As usual, the City Council seems poised to make water its top annual priority when it approaches the state for funding for projects. But this time around, the city may well focus its efforts on a proposal for a hydroelectric dam on the Gallinas River.
The city is seeking $250,000 from the federal government for a study to determine the project’s feasibility. The idea’s proponents say the project would greatly increase the water dammed up on the Gallinas, which is expected to benefit all of the river’s stakeholders. It would also provide the community cheaper electricity in the long run, they say.
The idea isn’t new. Back in the 1950s, local officials studied the proposal, but it was never carried out.
This week, the council considered its annual list of priorities that it is required to submit to the state government.
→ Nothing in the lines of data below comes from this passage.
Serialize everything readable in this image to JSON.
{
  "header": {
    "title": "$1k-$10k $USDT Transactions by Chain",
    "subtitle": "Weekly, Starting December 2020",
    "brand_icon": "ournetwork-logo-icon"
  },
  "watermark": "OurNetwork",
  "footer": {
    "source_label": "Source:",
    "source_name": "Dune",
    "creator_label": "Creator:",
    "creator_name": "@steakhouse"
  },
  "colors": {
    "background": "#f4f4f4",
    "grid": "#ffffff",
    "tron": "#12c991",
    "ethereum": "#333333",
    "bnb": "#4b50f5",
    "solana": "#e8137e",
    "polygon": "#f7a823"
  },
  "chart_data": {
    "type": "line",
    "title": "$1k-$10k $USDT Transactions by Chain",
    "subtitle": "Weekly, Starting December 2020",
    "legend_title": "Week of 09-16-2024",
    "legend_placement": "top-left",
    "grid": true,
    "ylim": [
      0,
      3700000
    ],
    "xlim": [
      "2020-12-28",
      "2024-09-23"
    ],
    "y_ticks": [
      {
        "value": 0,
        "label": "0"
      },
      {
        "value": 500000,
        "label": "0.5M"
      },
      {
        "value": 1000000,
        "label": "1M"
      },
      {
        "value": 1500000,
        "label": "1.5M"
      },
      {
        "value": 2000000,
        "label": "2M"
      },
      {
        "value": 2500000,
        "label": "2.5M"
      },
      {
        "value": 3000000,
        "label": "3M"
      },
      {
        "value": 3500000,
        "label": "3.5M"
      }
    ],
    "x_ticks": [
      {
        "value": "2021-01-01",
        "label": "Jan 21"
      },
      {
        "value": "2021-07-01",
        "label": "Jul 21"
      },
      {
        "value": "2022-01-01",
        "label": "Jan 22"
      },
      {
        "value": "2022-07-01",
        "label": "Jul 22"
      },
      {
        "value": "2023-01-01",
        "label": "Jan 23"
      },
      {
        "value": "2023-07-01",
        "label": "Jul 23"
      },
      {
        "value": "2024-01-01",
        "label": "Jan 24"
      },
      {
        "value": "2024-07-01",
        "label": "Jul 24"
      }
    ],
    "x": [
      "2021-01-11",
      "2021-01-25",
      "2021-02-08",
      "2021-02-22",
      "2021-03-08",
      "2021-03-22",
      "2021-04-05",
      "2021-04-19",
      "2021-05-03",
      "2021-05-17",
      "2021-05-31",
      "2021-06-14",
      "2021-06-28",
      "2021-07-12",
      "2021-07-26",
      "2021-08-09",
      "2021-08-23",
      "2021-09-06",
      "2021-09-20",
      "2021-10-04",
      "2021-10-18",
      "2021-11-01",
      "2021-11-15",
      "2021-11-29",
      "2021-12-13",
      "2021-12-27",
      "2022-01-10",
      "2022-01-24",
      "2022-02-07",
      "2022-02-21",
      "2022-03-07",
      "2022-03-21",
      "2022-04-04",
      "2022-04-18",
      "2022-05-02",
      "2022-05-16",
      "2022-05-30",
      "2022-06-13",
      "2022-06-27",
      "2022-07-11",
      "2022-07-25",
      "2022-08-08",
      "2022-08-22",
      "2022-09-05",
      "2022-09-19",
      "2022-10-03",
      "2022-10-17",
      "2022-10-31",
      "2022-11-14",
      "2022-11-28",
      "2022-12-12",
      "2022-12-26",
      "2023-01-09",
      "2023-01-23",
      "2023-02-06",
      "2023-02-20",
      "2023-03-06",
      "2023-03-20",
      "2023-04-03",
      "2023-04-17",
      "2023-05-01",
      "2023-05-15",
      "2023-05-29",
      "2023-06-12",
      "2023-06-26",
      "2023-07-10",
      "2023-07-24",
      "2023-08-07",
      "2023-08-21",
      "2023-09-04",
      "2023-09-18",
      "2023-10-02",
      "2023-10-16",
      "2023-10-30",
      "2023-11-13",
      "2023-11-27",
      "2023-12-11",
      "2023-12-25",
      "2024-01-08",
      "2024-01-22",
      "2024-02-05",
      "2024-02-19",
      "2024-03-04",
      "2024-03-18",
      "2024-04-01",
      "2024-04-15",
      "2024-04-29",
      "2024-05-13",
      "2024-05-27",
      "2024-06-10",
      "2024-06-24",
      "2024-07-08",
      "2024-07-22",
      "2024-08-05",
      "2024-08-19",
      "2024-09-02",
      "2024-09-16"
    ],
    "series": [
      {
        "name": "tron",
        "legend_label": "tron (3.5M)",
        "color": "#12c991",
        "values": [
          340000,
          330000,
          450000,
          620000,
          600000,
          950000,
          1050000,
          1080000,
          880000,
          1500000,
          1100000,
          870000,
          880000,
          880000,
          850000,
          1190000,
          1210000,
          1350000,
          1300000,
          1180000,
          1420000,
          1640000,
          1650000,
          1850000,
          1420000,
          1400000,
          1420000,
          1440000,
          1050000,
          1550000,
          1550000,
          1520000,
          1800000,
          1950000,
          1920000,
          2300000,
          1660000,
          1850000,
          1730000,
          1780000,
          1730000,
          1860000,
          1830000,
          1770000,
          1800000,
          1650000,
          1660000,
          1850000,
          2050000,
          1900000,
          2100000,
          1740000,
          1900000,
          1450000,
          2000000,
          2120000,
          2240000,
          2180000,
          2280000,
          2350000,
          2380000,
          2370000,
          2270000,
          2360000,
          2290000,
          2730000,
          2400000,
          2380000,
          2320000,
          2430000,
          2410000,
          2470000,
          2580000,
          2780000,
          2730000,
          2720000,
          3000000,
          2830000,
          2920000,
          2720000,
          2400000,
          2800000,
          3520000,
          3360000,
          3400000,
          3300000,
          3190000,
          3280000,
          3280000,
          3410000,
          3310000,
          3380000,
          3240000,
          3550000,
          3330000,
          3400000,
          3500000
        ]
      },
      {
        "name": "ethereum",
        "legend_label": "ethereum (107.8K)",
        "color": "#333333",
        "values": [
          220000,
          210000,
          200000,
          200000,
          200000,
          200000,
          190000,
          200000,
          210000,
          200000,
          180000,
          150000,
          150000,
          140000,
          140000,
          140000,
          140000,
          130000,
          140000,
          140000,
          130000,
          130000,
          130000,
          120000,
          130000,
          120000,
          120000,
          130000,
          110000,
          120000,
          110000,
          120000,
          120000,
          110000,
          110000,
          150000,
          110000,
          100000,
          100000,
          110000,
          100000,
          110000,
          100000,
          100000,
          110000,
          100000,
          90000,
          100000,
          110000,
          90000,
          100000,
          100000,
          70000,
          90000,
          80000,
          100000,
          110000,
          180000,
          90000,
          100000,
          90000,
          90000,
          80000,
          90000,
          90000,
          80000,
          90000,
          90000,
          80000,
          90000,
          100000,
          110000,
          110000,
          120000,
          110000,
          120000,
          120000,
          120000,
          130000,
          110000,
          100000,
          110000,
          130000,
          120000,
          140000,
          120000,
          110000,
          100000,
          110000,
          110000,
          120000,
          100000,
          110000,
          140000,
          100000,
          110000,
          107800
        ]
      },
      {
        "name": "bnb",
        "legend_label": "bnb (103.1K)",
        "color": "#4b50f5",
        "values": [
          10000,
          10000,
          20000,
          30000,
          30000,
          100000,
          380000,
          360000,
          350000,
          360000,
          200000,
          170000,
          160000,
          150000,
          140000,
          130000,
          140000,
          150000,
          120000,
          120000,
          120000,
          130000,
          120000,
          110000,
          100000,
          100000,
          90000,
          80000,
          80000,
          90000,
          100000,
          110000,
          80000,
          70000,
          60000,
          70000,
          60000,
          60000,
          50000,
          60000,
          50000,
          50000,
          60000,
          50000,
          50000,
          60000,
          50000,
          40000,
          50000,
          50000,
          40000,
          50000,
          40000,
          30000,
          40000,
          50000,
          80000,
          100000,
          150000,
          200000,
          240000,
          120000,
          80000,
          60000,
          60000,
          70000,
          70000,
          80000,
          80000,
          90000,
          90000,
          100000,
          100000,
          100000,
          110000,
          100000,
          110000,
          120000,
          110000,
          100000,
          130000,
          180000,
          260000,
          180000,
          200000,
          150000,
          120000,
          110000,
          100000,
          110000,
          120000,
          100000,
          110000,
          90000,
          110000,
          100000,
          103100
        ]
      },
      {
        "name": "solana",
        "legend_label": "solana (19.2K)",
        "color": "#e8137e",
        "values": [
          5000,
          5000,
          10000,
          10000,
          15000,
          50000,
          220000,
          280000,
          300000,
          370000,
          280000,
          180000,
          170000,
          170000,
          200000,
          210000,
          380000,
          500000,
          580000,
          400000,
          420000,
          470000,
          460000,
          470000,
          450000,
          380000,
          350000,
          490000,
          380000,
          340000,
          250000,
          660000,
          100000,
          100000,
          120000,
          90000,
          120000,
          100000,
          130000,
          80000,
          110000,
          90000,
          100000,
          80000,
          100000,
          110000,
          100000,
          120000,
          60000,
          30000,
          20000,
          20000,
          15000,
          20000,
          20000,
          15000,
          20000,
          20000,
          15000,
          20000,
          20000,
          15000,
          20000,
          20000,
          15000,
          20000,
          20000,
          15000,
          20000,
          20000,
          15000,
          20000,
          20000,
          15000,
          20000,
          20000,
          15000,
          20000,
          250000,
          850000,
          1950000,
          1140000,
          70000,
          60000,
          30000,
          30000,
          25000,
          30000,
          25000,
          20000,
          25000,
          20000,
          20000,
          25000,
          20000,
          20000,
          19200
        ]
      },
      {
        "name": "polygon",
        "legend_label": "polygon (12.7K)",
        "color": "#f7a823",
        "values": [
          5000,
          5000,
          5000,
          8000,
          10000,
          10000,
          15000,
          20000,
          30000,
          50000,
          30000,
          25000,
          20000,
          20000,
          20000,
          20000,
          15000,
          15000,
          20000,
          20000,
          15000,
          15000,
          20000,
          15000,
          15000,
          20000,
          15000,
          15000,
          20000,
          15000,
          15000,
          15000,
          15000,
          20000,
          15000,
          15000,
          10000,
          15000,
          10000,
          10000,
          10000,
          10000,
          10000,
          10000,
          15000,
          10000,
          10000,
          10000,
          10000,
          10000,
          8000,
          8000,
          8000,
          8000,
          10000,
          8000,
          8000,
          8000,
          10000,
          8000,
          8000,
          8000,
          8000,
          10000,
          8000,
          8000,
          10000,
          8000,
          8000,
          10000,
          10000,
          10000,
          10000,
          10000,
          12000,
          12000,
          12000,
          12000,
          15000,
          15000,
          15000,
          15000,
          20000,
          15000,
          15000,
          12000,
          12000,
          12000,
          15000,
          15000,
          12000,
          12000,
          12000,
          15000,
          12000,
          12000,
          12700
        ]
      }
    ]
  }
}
The staff’s suggested top five priorities, in order, are the hydroelectric dam; water delivery system improvements; sewer line upgrades, especially on the west side; a sewer and effluent line for Cinder Road; and citywide drainage and street improvements.
Additionally, the staff recommended the city include Christine and Moreland drives and Ridge Runner Road to the list, which includes dozens of projects.
City Councilman Morris Madrid suggested the council combine projects into general categories, so the city would have more flexibility when the state gives it money.
“That way we won’t be painted into a corner,” he said.
Councilman Cruz Roybal asked the city to focus on improvements to Kavanaugh and Valley streets, areas that he represents. He also pushed for money for Americans With Disabilities Act improvements — a cause he has championed for years.
Councilman Andrew Feldman said it would be wise to reconsider the hydroelectric dam’s placement as the No. 1 priority, although he said he favors a study.
“We need to do an appraisal study to see whether it’s a go. I’m not saying it’s not important. We’ve had the federal (congressional) delegation say they’re willing to help us find money,” he said.
He added that if the delegation can’t get the money, the city could use revenue from a voter-approved sales tax for the study.
Councilwoman Diane Moore thanked the city staff for including Moreland and Christine, areas that she represents. She also supported the recommendation that the Cinder Road sewer and effluent line be one of the top priorities.
“If we get that done, it will be positive for the community at large,” she said. “There’s a lot of growth in the north area.”
The city staff plans to incorporate the council’s suggestions and come up with a final list for council consideration at a coming meeting.
In other city business
Alex Aragon, a longtime city watchdog, urged the City Council to form a charter commission to overhaul the city’s charter, which was drafted nearly four decades ago. He noted that all mayoral candidates in the March election said they would agree to forming such a commission. He asked that each council member get the chance to appoint a member to the commission.
“This commission should be given the time needed to prepare a well-researched and laid-out document,” he said.
Aragon urged the council to form such a commission in a month.
• • •
The City Council delayed voting on a couple of contract renewals for the utilities department.
The city’s attorney, Flora Gallegos, said one of the contracts started in November 2004 and that it required renewals annually for four years. She said the contract didn’t allow for a renewal for a fifth year.
Councilman Morris Madrid said that was a problem.
“You can’t approve an addendum to a contract that doesn’t exist,” Madrid said.
The council tabled the contracts, so the city staff could review the original contracts.
• • •
Councilman Morris Madrid said the council should have included on its meeting agenda the selection of a mayor pro tem for the next six months. The council selected Councilman Andrew Feldman as its mayor pro tem six months ago. The mayor pro tem presides over meetings in the mayor’s absence.
• • •
City Manager Sharon Caballero said the city has yet to receive a letter from the state Department of Finance and Administration on whether it has approved the city’s final budget for the fiscal year that started July 1. She indicated that the agency had concerns with a 9-year-old deficit in the solid waste department.
• • •
City Manager Sharon Caballero told the council that the city’s solid waste department has purchased 150 rollout containers at a cost of $44 each. She added that the department has also created a truck called “Frankenstein,” which employees put together using the parts of four disabled trucks. Frankenstein will be used as a backup for garbage collection.
• • •
The recreation department had 93 children in its summer program from June 9 to July 18, City Manager Sharon Caballero reported. Currently, the department has 26 students in its after-school program. The recreation center has been kept on expanded summer hours, which means staying open until 9 p.m., instead of 8 p.m. The city is researching the budget to see if it can keep this extended schedule.
The monthly count of center use for August was 5,479.
• • •
The city is expected to begin negotiations for natural gas prices around Sept. 15, City Manager Sharon Caballero said.
• • •
The City Council unanimously voted to go into closed session. Officials said they would be meeting with their water attorney about longstanding litigation. Councilwoman Diane Moore said she hoped the city can stop the tradition of getting water attorneys rich.